- Born: 1957 (age 68–69) Ann Arbor, Michigan
- Education: University of Wisconsin–Madison
- Occupation: Human Right Activist

= Sonia Yaco =

Youth activist

Sonia Yaco was the 1972 Human Rights Party candidate for the Ann Arbor, Michigan, school board. When she ran for office at the age of fifteen, she was the youngest documented candidate ever for a publicly elected school board seat in the United States.

==The election==
Calling for student voice in school leadership, Yaco was a youth activist with Youth Liberation of Ann Arbor. After announcing her campaign and working with allies from the Human Rights Party, Yaco completed the procedural requirements for candidacy by submitting a petition with signatures from more than eighty-five qualified electors requesting that she be certified as a candidate. The Office of Operations of the Ann Arbor Public Schools denied certification of Yaco's candidacy in an attempt to stop her bid for a seat.

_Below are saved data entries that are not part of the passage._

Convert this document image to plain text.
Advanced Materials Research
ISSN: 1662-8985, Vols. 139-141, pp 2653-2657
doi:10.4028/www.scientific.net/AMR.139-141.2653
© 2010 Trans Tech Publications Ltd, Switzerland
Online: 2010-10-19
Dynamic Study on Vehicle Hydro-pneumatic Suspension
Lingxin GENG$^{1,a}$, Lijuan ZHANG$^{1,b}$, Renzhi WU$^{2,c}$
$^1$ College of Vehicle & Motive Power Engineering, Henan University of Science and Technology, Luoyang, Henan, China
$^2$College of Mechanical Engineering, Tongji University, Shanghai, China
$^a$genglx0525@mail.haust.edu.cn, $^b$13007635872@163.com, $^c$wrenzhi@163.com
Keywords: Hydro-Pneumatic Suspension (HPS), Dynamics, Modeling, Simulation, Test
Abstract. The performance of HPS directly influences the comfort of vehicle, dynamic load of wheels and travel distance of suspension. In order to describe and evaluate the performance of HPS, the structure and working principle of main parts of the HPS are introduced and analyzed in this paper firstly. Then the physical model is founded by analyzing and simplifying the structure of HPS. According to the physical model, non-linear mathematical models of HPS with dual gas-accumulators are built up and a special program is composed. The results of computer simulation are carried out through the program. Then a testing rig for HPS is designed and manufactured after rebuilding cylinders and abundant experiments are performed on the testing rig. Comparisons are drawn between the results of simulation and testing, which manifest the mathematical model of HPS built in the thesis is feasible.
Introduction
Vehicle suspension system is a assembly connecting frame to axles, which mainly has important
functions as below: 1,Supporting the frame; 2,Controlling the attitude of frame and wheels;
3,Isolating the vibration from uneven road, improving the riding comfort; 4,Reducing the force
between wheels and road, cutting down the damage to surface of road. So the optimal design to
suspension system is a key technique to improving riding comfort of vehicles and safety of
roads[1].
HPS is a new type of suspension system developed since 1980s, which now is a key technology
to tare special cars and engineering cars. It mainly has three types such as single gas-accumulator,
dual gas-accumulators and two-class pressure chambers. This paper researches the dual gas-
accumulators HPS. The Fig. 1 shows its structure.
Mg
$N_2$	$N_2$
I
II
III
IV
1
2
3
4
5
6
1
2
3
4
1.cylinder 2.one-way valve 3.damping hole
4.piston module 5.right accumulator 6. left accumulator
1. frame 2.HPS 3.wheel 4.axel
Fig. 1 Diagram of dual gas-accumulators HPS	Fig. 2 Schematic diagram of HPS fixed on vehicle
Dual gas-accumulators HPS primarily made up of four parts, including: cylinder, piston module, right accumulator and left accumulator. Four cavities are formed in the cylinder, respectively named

On June 7, 1972, the Human Rights Party requested a court hearing to stop the vote from happening before the trial was held. Their request for a preliminary injunction was denied by a district court judge. The election was held on June 12, 1972, without Yaco's name on the ballot, but Yaco received eight percent of the total votes as a write-in candidate.

The Human Rights Party filed a lawsuit with the US District court for eastern Michigan, Human Rights Party v. Secretary of State for Michigan. It requested that the court declare the statute unconstitutional on the ground that it denies persons under eighteen years of age equal protection of the law in violation of the Fourteenth Amendment to the United States Constitution. The court argued that Court in Oregon v. Mitchell, YMCA Vote at 18 Club v. Board of Elections of the City of N.Y., and McGowan v. Maryland provided precedents of age deterrents. In YMCA Vote at 18 Club... in particular, the court had specifically found that school boards can exclude students under eighteen from running for school board seats, primarily because of concerns about "maturity". The case eventually went to the Supreme Court, which upheld the lower court ruling.

Yaco's campaign has been credited as one factor among several leading to the formation of the city's experimental, alternative Community High School later that year.

== Professional career ==
Yaco went on to attend the University of Wisconsin–Madison in Madison, Wisconsin, and works in the field of archival records and administration. She has been the director of Social Justice Projects and Research at the University of Illinois at Chicago Library, head of Special Collections and University Archives at University of Illinois at Chicago and special collections librarian and university archivist at Old Dominion University. Since August 2018, she has been an associate director of Special Collections and University Archives at Rutgers University.